Dogs with muscular dystrophy were able to function normally after scientists treated them with an experimental gene therapy, a new study shows.
Researchers at the National Institute of Arthritis and Musculoskeletal and Skin Diseases tested the method using golden retrievers that scientists bred to have Duchenne muscular dystrophy, the most common childhood form of MD.
The research was directed by Dr. Richard Bartlett of the NIAMS and was published in this week's issue of Nature Biotechnology.
The gene that is mutated in MD patients is so large that it makes gene therapy difficult. To get a gene into the human body, scientists often use a vector, or carrier such as an altered virus, to deliver the healthy gene. The larger the gene, the more difficult it is to send into the body, and the more likely it is to cause an adverse immune response.

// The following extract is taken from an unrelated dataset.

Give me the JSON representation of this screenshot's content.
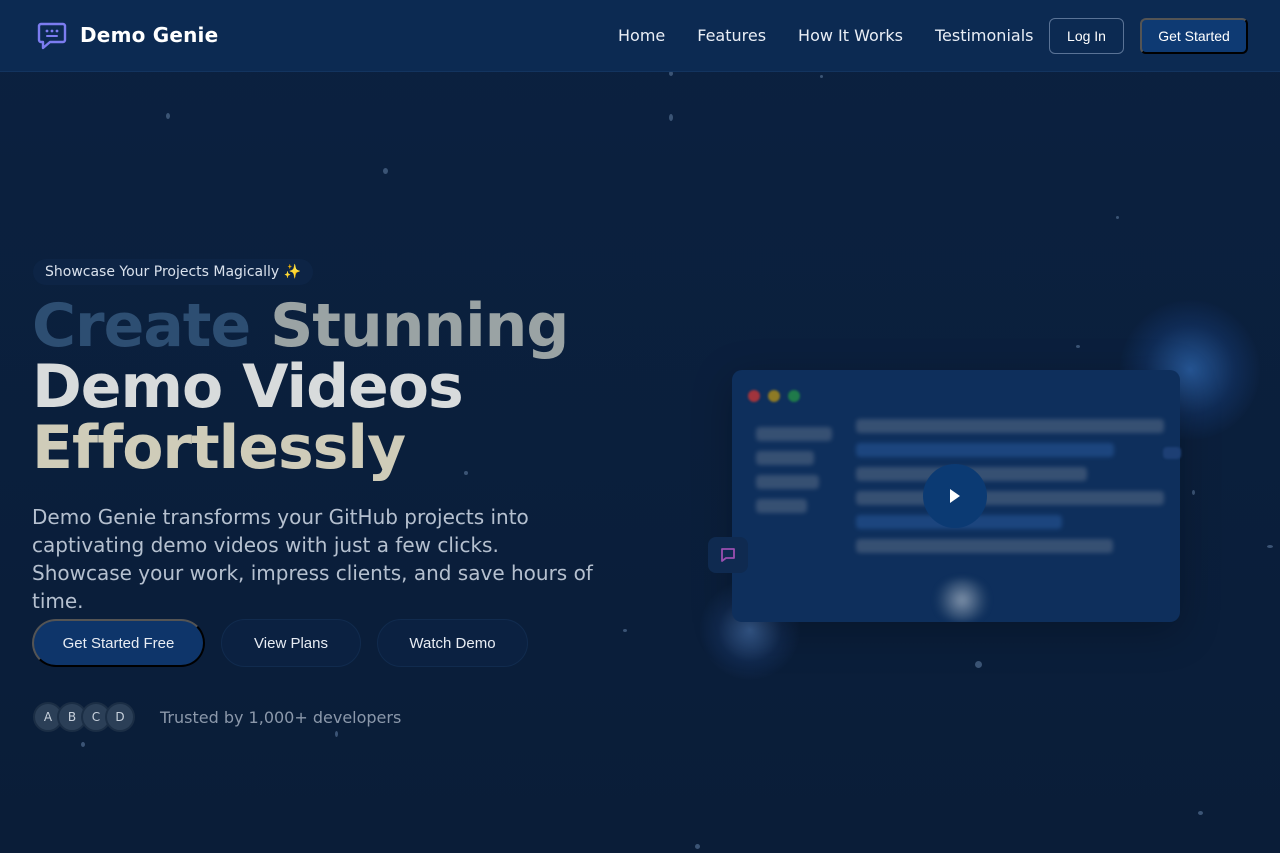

The NIAMS researchers used a gene therapy technique called gene repair. Instead of replacing an entire faulty gene with a healthy one, researchers created a small molecule called an oligomer, which is identical to the section of the gene containing the mutation, and corrected only the error.
Muscular dystrophy is a disease caused by a gene defect that results in the wasting away of muscle tissue.
Duchenne MD is caused by a defect in the gene that codes for dystrophin, a protein that attaches to other proteins in muscle cells and helps anchor them to connective tissues. The genetic mutation causes the dystrophin protein to die prematurely.
Bartlett and his colleagues created an oligomer that was able to activate repair enzymes and incorporate a corrected gene sequence into the dog model.
The experiment succeeded in restoring the normal function of the dystrophin protein.
Much work has been done on treating the mouse model for MD using direct injection of DNA, delivering gene therapy via viral vectors, and transplantation of muscle cells, but researchers have seen only modest, short-term results.
Researchers say the latest results are impressive, but note that the technique has a long way to go before it can be used in humans.